Once you have a date and venue set, you need to start promoting your event. While you won’t need to do as much for internal events, bringing in attendees from outside your company will require some extra work.

Using a combination of physical and digital elements to spread awareness is most effective. Some common event marketing assets include:

  • Custom event websites: Start building the attendee experience before your event begins with a pre-event website attendees can use to access everything they need.
  • Strong email invitations: When potential attendees feel personally called to an event, they’re more likely to engage with your offerings. That’s why sending personalized, visually appealing email invitations are essential for building anticipation for your event. 
  • Social media campaigns: Post fun reminders, teasers and giveaways to your social media pages and stories to build up excitement among your followers. Make sure to use the right tags so your posts get as much attention as possible.
  • Physical accessories: Offering free “swag” to attendees is a popular branding technique for all sorts of events. These accessories could include anything from branded enamel pins to T-shirts to dog toys — it all depends on your target audience.

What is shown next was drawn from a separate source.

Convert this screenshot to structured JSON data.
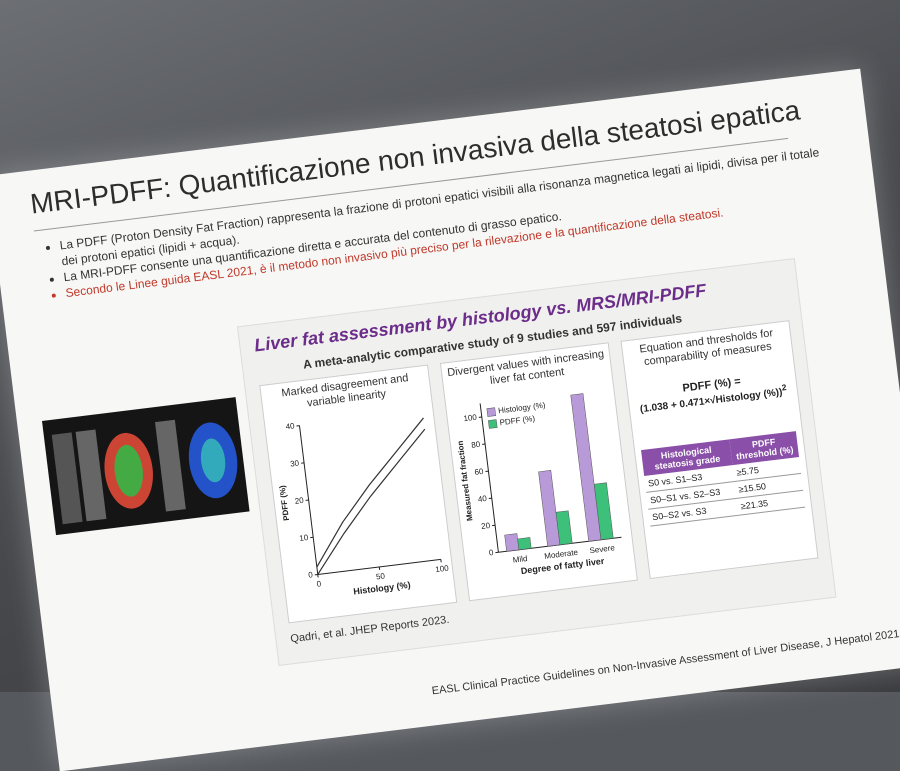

11. Gather Feedback and Evaluate Success

Attendee feedback helps you evaluate whether your event was truly successful. It can also be invaluable in determining how to make your next event even better. Sending follow-up surveys via email is a simple yet effective way to gauge how successful your event was. Keep the survey brief and send it out right away to maximize responses. Some questions you might ask include:

  • How was your overall experience?
  • Did you find the venue accessible?
  • How were the food and beverage options?
  • Would you attend another event with us?
  • What about the event could be improved?
  • What were your favorite and least favorite parts of the day?

Include event pictures and videos in your survey to help attendees remember key details of the event, like speaker names and panel discussions. It’s also important to add a Thank You page at the end of your survey to let the attendee know you appreciate their time. You can add links to event or company content to this page to help keep your brand top-of-mind even after submitting the survey.

Why Thorough Corporate Conference Planning Is Important

Careful planning is a vital part of ensuring your event goes smoothly. While hosting an event with minimal preparation is possible, a lack of conference program development often leads to significant difficulties.

So whether you’re launching an exciting new product or celebrating your company’s 50th anniversary, taking a proactive approach to event planning is best. Starting early helps ensure you can book the suppliers and speakers you want, secure a good venue and keep costs low. It also gives you plenty of time to build awareness for your event, which increases your chances of success.